L’intérêt du public pour le démantèlement reste vif. Quatre fois par an, des visites guidées permettent de suivre l’avancement des travaux. Parallèlement, le regard se porte déjà vers l’avenir du site. «Il est peu probable que le site redevienne une simple prairie», souligne Urs Amherd, car l’infrastructure existante et son raccordement au réseau font de Mühleberg un site technologique et énergétique attractif. Un projet de stockage sur batteries est actuellement à l’étude; il pourrait être combiné à moyen terme avec des centres de données ou des centrales électriques à faibles émissions de CO₂. Le raccordement au réseau, particulièrement performant, demeure un atout déterminant pour le site.

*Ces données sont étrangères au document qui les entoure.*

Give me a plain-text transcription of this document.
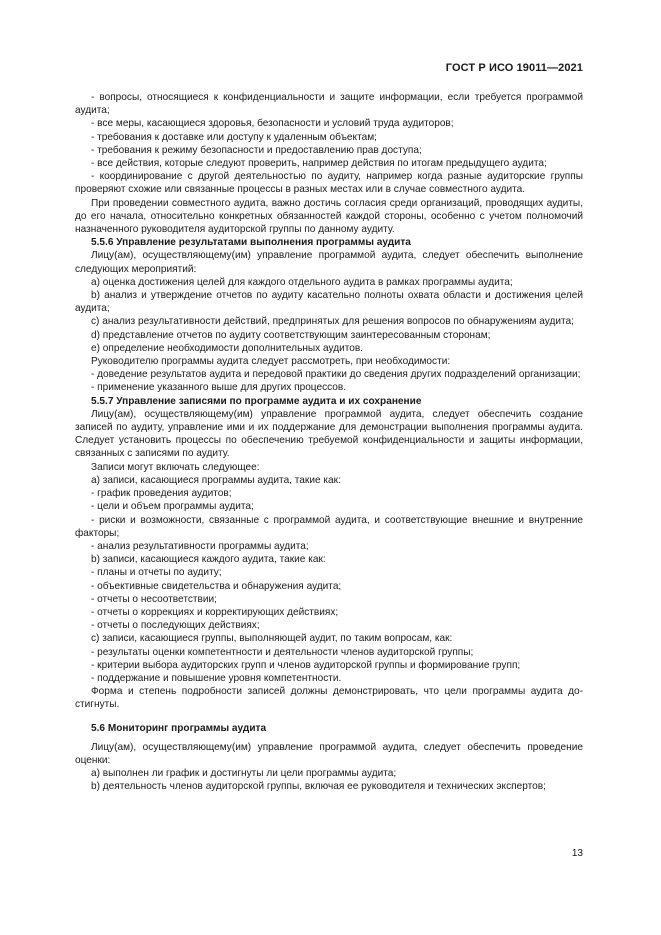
ГОСТ Р ИСО 19011—2021

- вопросы, относящиеся к конфиденциальности и защите информации, если требуется программой аудита;

- все меры, касающиеся здоровья, безопасности и условий труда аудиторов;

- требования к доставке или доступу к удаленным объектам;

- требования к режиму безопасности и предоставлению прав доступа;

- все действия, которые следуют проверить, например действия по итогам предыдущего аудита;

- координирование с другой деятельностью по аудиту, например когда разные аудиторские группы проверяют схожие или связанные процессы в разных местах или в случае совместного аудита.

При проведении совместного аудита, важно достичь согласия среди организаций, проводящих аудиты, до его начала, относительно конкретных обязанностей каждой стороны, особенно с учетом полномочий назначенного руководителя аудиторской группы по данному аудиту.

5.5.6 Управление результатами выполнения программы аудита

Лицу(ам), осуществляющему(им) управление программой аудита, следует обеспечить выполнение следующих мероприятий:

a) оценка достижения целей для каждого отдельного аудита в рамках программы аудита;

b) анализ и утверждение отчетов по аудиту касательно полноты охвата области и достижения целей аудита;

c) анализ результативности действий, предпринятых для решения вопросов по обнаружениям аудита;

d) представление отчетов по аудиту соответствующим заинтересованным сторонам;

e) определение необходимости дополнительных аудитов.

Руководителю программы аудита следует рассмотреть, при необходимости:

- доведение результатов аудита и передовой практики до сведения других подразделений организации;

- применение указанного выше для других процессов.

5.5.7 Управление записями по программе аудита и их сохранение

Лицу(ам), осуществляющему(им) управление программой аудита, следует обеспечить создание записей по аудиту, управление ими и их поддержание для демонстрации выполнения программы аудита. Следует установить процессы по обеспечению требуемой конфиденциальности и защиты информации, связанных с записями по аудиту.

Записи могут включать следующее:

a) записи, касающиеся программы аудита, такие как:

- график проведения аудитов;

- цели и объем программы аудита;

- риски и возможности, связанные с программой аудита, и соответствующие внешние и внутренние факторы;

- анализ результативности программы аудита;

b) записи, касающиеся каждого аудита, такие как:

- планы и отчеты по аудиту;

- объективные свидетельства и обнаружения аудита;

- отчеты о несоответствии;

- отчеты о коррекциях и корректирующих действиях;

- отчеты о последующих действиях;

c) записи, касающиеся группы, выполняющей аудит, по таким вопросам, как:

- результаты оценки компетентности и деятельности членов аудиторской группы;

- критерии выбора аудиторских групп и членов аудиторской группы и формирование групп;

- поддержание и повышение уровня компетентности.

Форма и степень подробности записей должны демонстрировать, что цели программы аудита достигнуты.

5.6 Мониторинг программы аудита

Лицу(ам), осуществляющему(им) управление программой аудита, следует обеспечить проведение оценки:

a) выполнен ли график и достигнуты ли цели программы аудита;

b) деятельность членов аудиторской группы, включая ее руководителя и технических экспертов;

13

Pour ce jeune père de famille, le démantèlement n’est pas une fin en soi, mais une étape à part entière, porteuse de nouveaux défis – connaissances techniques, sens de l’organisation, capacité d’adaptation. Autant d’éléments qui en font tout l’intérêt.

Urs Amherd

ingénieur physicien diplômé de l’EPFL, a rejoint la centrale nucléaire de Mühleberg en 2009. Il a suivi l’ensemble du cursus de formation – d’opérateur d’installation à ingénieur de piquet – et a occupé les fonctions d’analyste senior puis de responsable adjoint de l’état-major technique. En 2018, il s’est orienté vers le démantèlement et est aujourd’hui responsable Stratégie nucléaire & Assets, ainsi que directeur suppléant de l’unité commerciale Nucléaire. Il est en outre membre de la Commission pour la formation du Forum nucléaire suisse.